Is this the next Twitter
Software Development student Omid Najari Moghadam is talking, and he thinks people will want to listen.
His new social media site, called Voisak, is just like Twitter except you don’t to have to type your messages. Just talk. Voisak will then upload a spoken message from your phone — up to 30 seconds — and share it with the world.
“I’m so excited about this,” Omid says. “I’m getting a lot of good feedback, which is encouraging.”
Voisak officially launched in late January and already has more than 1,000 engaged users. Omid came up with the idea last year and spent three months developing the website and accompanying app, which is available and can be downloaded from Apple’s App Store for free.
Omid learned how to get applications developed in Seneca’s Foundations of Apple Development course. The 14-week course — developed by Professor Peter McIntyre — teaches students how to write programs for the iPhone and iPod Touch using Apple’s programming language, called Objective – C. By the end of the course, students gain the skills and knowledge to develop their own apps.
No surprise, Omid had the honour of being the first student from Peter’s class to have an app sold on Apple’s App Store. His mind puzzle game — Squaree — was released shortly after he finished the course. Since then, he has created six other apps for the iPhone and iPad.
“I didn’t really make that much money from Squaree,” Omid says. “But it was a great experience for me and I learned a lot.”
Omid has one semester left before he graduates from Seneca. He is currently working as a developer for a company on a part-time basis, where he is creating a variety of engineering apps.

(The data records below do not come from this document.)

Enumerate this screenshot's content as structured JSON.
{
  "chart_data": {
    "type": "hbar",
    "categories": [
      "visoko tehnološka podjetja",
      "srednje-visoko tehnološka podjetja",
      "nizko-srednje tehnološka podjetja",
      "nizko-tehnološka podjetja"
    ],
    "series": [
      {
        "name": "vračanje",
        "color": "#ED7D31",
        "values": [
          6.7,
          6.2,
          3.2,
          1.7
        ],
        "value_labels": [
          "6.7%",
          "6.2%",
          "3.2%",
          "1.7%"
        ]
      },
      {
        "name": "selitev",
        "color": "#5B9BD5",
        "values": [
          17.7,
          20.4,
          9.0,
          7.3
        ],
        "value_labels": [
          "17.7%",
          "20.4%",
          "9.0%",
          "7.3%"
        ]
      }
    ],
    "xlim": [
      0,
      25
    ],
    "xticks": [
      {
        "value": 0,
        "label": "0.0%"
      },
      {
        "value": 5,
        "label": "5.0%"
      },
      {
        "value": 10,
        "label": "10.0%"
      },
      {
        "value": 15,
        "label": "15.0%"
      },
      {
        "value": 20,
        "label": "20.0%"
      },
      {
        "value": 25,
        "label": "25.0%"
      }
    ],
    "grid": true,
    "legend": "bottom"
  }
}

All of his spare time, however, is spent improving Voisak and talking it up every chance he gets.
Seneca’s Software Development program is a four-year degree that focuses on creating knowledgeable software developers who are proficient in the technical details of computer technology, and have the soft skills to integrate information technology into the business environment. Graduates go on to careers such as business systems analysts, business technology designers, client/server application developers, database application specialists, Internet designers and developers, information security analysts, project managers, software engineers, and system software programmers.